- Xbox 360 boxart
- Developer: Experience
- Publishers: WW: Experience; JP: 5pb. (PC); NA/EU: NIS America (Vita, PC);
- Director: Motoya Ataka
- Platforms: Xbox 360; Microsoft Windows; PlayStation Vita; Xbox One; Nintendo Switch;
- Release: Xbox 360 JP: June 5, 2014; Microsoft Windows JP: August 22, 2014; WW: June 6, 2016; PlayStation Vita JP: January 22, 2015; NA: April 26, 2016; PAL: April 29, 2016; Xbox One NA: March 22, 2016; JP: March 24, 2016; Nintendo SwitchNA: March 16, 2021; EU: March 19, 2021; OC: March 23, 2021;
- Genres: Role-playing, dungeon crawler
- Mode: Single-player

= Stranger of Sword City =

2014 video game

Stranger of Sword City (剣の街の異邦人, Tsurugi no machi no ihoujin), originally titled The Stranger in Alda, is a dungeon crawler role-playing video game developed by Experience, developer of Demon Gaze, for Microsoft Windows, Xbox 360, PlayStation Vita and Xbox One. The Japanese Xbox 360 and Vita versions have different subtitles: the Xbox 360 and Windows version is subtitled White Royal Palace (白の王宮, Shiro no ōkyū), whilst the Vita version is subtitled Black Palace (黒の宮殿, Kuro no kyūden). The Xbox 360 version was released in Japan on June 5, 2014, and the PC and PS Vita versions followed in August 2014 and January 2015. The game was released internationally in 2016. An updated version of the game titled Stranger of Sword City Revisited (新釈・剣の街の異邦人 ～黒の宮殿～) was released for PlayStation Vita on July 21, 2016, in Japan and internationally on February 28, 2017.

==Gameplay==

Stranger of Sword City is a dungeon crawler style role-playing video game. Players progress through the game by navigating through dungeons laden with hazardous booby traps.

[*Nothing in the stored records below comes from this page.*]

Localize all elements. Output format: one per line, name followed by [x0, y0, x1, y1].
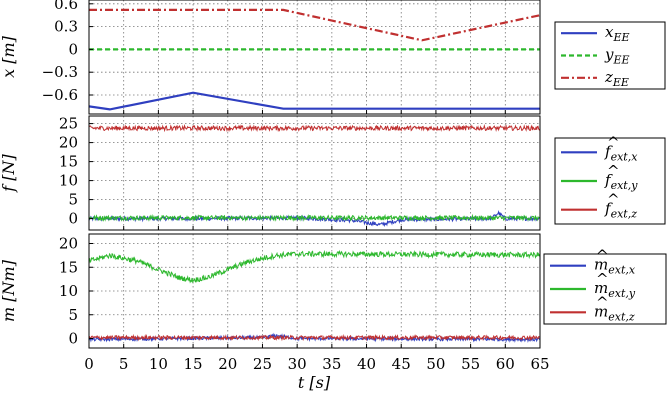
legend-label: zEE — [604, 68, 629, 89]
legend-label: yEE — [604, 46, 630, 67]
y-tick-label: 0 — [68, 330, 78, 348]
y-axis-label: x [m] — [0, 35, 18, 78]
y-axis-label: m [Nm] — [0, 259, 18, 322]
legend-label: fext,x — [604, 142, 638, 163]
legend-label: mext,y — [594, 279, 636, 300]
x-tick-label: 20 — [218, 355, 237, 373]
y-axis-label: f [N] — [0, 154, 18, 193]
x-tick-label: 0 — [84, 355, 94, 373]
x-tick-label: 50 — [426, 355, 445, 373]
legend-hat-icon: ^ — [596, 293, 609, 311]
x-tick-label: 35 — [322, 355, 341, 373]
plot-frame — [88, 115, 541, 231]
y-tick-label: 0 — [68, 40, 78, 58]
x-tick-label: 55 — [461, 355, 480, 373]
x-tick-label: 45 — [392, 355, 411, 373]
y-tick-label: 10 — [59, 282, 78, 300]
y-tick-label: 15 — [59, 258, 78, 276]
y-tick-label: 10 — [59, 172, 78, 190]
y-tick-label: 0.6 — [54, 0, 78, 13]
y-tick-label: −0.3 — [42, 63, 78, 81]
series-z-ee — [89, 8, 540, 42]
legend-label: mext,x — [594, 256, 636, 277]
y-tick-label: 25 — [59, 115, 78, 133]
legend-label: mext,z — [594, 302, 635, 323]
legend: mext,x^mext,y^mext,z^ — [543, 247, 667, 325]
x-tick-label: 60 — [496, 355, 515, 373]
series-f-ext-y — [89, 213, 540, 222]
x-tick-label: 30 — [288, 355, 307, 373]
legend-hat-icon: ^ — [607, 191, 620, 209]
x-tick-label: 15 — [184, 355, 203, 373]
x-tick-label: 40 — [357, 355, 376, 373]
y-tick-label: 20 — [59, 134, 78, 152]
plot-frame — [88, 0, 541, 115]
y-tick-label: 0.3 — [54, 18, 78, 36]
y-tick-label: 0 — [68, 210, 78, 228]
series-m-ext-z — [89, 333, 540, 342]
y-tick-label: 15 — [59, 153, 78, 171]
y-tick-label: 20 — [59, 235, 78, 253]
legend-label: fext,z — [604, 200, 637, 221]
legend-hat-icon: ^ — [596, 247, 609, 265]
y-tick-label: −0.6 — [42, 86, 78, 104]
x-axis-label: t [s] — [298, 373, 331, 392]
legend-hat-icon: ^ — [607, 162, 620, 180]
legend-hat-icon: ^ — [596, 270, 609, 288]
series-m-ext-y — [89, 249, 540, 284]
y-tick-label: 5 — [68, 191, 78, 209]
x-tick-label: 65 — [530, 355, 549, 373]
x-tick-label: 25 — [253, 355, 272, 373]
series-f-ext-z — [89, 124, 540, 133]
x-tick-label: 10 — [149, 355, 168, 373]
legend-hat-icon: ^ — [607, 133, 620, 151]
legend-label: fext,y — [604, 171, 638, 192]
legend-label: xEE — [605, 23, 630, 44]
y-tick-label: 5 — [68, 306, 78, 324]
series-x-ee — [89, 91, 540, 111]
legend: fext,x^fext,y^fext,z^ — [554, 133, 666, 225]
x-tick-label: 5 — [119, 355, 129, 373]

==Development and release==
Stranger of Sword City was originally announced in June 2012 with a 2013 release date. In April 2013, director Motoya Ataka announced that the game was "in the middle stage of development", with the music " about 80% complete." However, it was announced in September 2013 that due to delays, the game has been postponed, and will instead release in early 2014. In September 2013, Experience asked in for fans to submit concepts for boss characters, including "boss monsters for the end of the story, a top class boss for the middle of the game, a boss that has a unique fighting space like underwater or outer space, a flying or floating boss, a monster with scales, and "god" tiers for regular enemies." A teaser trailer was announced on February 7, 2014. It was also announced that the game, which was originally only planned for release on the PC and Xbox 360 platforms, would also be available for the PlayStation Vita. A new version of the game with a new graphical style, was released in March 2016 for the Xbox One.

==Reception==

Stranger of Sword City has an average score of 71 on Metacritic based on a total of 24 reviews. For the Xbox One version, the game has an average score of 70 based on a total of 12 reviews.

Four Famitsu reviewers gave the Xbox 360 version of Stranger of Sword City 8, 9, 8 and 7 out of 10, for a total of 32/40.